Des scènes de guérilla urbaine en plein cœur de la capitale. Le Paris "chic" s'est réveillé sous le choc dimanche matin, au lendemain de la manifestation des "gilets jaunes" qui a sévèrement dégénéré. L'Arc de Triomphe tagué, des dizaines de voitures incendiées, un hôtel particulier brûlé, des magasins pillés, des habitants et des touristes parfois effrayés… Emmanuel Macron et le gouvernement ont fermement condamné les violences.

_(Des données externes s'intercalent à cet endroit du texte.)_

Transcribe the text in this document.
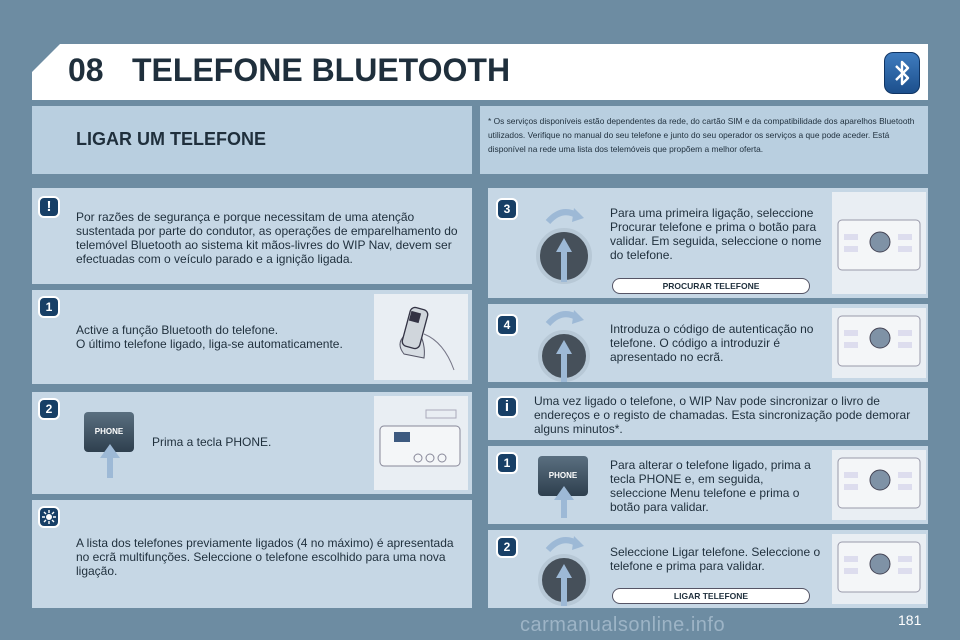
08 TELEFONE BLUETOOTH
LIGAR UM TELEFONE
* Os serviços disponíveis estão dependentes da rede, do cartão SIM e da compatibilidade dos aparelhos Bluetooth utilizados. Verifique no manual do seu telefone e junto do seu operador os serviços a que pode aceder. Está disponível na rede uma lista dos telemóveis que propõem a melhor oferta.
!
Por razões de segurança e porque necessitam de uma atenção sustentada por parte do condutor, as operações de emparelhamento do telemóvel Bluetooth ao sistema kit mãos-livres do WIP Nav, devem ser efectuadas com o veículo parado e a ignição ligada.
1
Active a função Bluetooth do telefone.
O último telefone ligado, liga-se automaticamente.
2
PHONE
Prima a tecla PHONE.
A lista dos telefones previamente ligados (4 no máximo) é apresentada no ecrã multifunções. Seleccione o telefone escolhido para uma nova ligação.
3	Para uma primeira ligação, seleccione Procurar telefone e prima o botão para validar. Em seguida, seleccione o nome do telefone.
PROCURAR TELEFONE
4	Introduza o código de autenticação no telefone. O código a introduzir é apresentado no ecrã.
i	Uma vez ligado o telefone, o WIP Nav pode sincronizar o livro de endereços e o registo de chamadas. Esta sincronização pode demorar alguns minutos*.
1
PHONE
Para alterar o telefone ligado, prima a tecla PHONE e, em seguida, seleccione Menu telefone e prima o botão para validar.
2	Seleccione Ligar telefone. Seleccione o telefone e prima para validar.
LIGAR TELEFONE
carmanualsonline.info	181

Un comportement "détestable". Mais dans la classe politique, certains ont pointé du doigt des fautes commises par les forces de l'ordre. Invité de la Matinale d'Europe 1 dimanche, le porte-parole du gouvernement Benjamin Griveaux leur a rétorqué : "Ceux qui jettent de l'huile sur le feu et qui attisent la haine des policiers dans la période sont de parfaits irresponsables." Et de poursuivre, visiblement agacé : "La récupération politique ne va pas tarder à poindre le bout de son nez. C’est quelque chose de détestable. S’il y a un moment où il faut un petit peu d’union nationale autour de nos forces de l’ordre, c’est quand elles sont mises à rude épreuve, quand elles sont visées."

S'en prendre à l'Arc de Triomphe, "c'est inadmissible". "On a tous en tête les images de ce garde mobile qui commence à être lynché sous l'Arc de Triomphe, sauvé par des 'gilets jaunes', là où il y a quelques semaines à peine on célébrait la paix, la fin de la guerre. On a détérioré l'Arc de Triomphe hier, on s'en est pris à la flamme du soldat inconnu, c'est inadmissible", a dénonce Benjamin Griveaux. "Ceux qui jettent des polémiques sur le comportement qu'auraient eu les forces d'hier sont à mon avis très mal inspirés."

Depuis Buenos Aires, où il participait au G20, Emmanuel Macron a lui-même déploré "la souillure de l'Arc de Triomphe". "C'est immonde. Ce sont des gens qui sont morts dans les tranchées, souvent issus de milieux populaires, qu'on a envoyés se battre pour préserver la République, la nation. Les mots me manquent. C'est juste immonde ce qui s'est passé", s'est ému le porte-parole du gouvernement.